Given how big an industry DJs and EDM have become, it’s sort of surprising that there aren’t more movies like We Are Your Friends, a dopey rags-to-riches story that uses the EDM scene as its generic backdrop. The movie might not be a spot-on representation of DJ culture (see sidebar), but it serves as a surprisingly effective portrait of LA’s San Fernando Valley, the suburban expanse where aspiring DJ/producer Cole Carter (Zac Efron) and his friends live while dreaming of vague success.
At first, WAYF is set up like an EDM version of Entourage, with Cole’s friends ready to ride his coattails as his DJ career slowly starts to take off. But then the focus shifts to Cole’s relationship with his mentor, veteran DJ James Reed (Wes Bentley), and James’ assistant/girlfriend Sophie (pouty, robotic model Emily Ratajkowski), whom Cole predictably falls for. There’s also a heavy-handed subplot about Cole and his bros working for a shady real-estate investor (Jon Bernthal) to make some extra cash, which serves mainly to give Cole a third-act wake-up call about doing the right thing (the cheap death of a minor character serves the same purpose, even more shamelessly).

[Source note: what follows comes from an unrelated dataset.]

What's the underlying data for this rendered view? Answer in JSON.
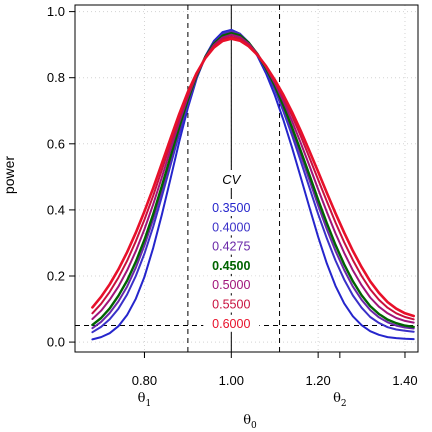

Efron is affable but not particularly believable as a talented musician, and his friends are mostly one-dimensional dudes who say things like “Don’t bro me if you don’t know me.” Bentley brings a little more weight to his role as a seen-it-all second-stringer who never quite made it to the A-list, but his potential character depth gets pushed aside in favor of more soul-searching and shirtlessness from Efron.
Director and co-writer Max Joseph (best known as one of the hosts of MTV’s Catfish: The TV Show) adds occasional visual flair, with onscreen text and graphics that sometimes come off like in-movie promos for the movie itself, but sometimes work in tandem with the music to create cool little interludes (there’s even a brief trip to Vegas for EDC). In general, WAYF would probably work better as a series of music videos, focusing on attractive bodies, snappy edits and pretty effects, and ignoring the vapid characters and paper-thin plot entirely.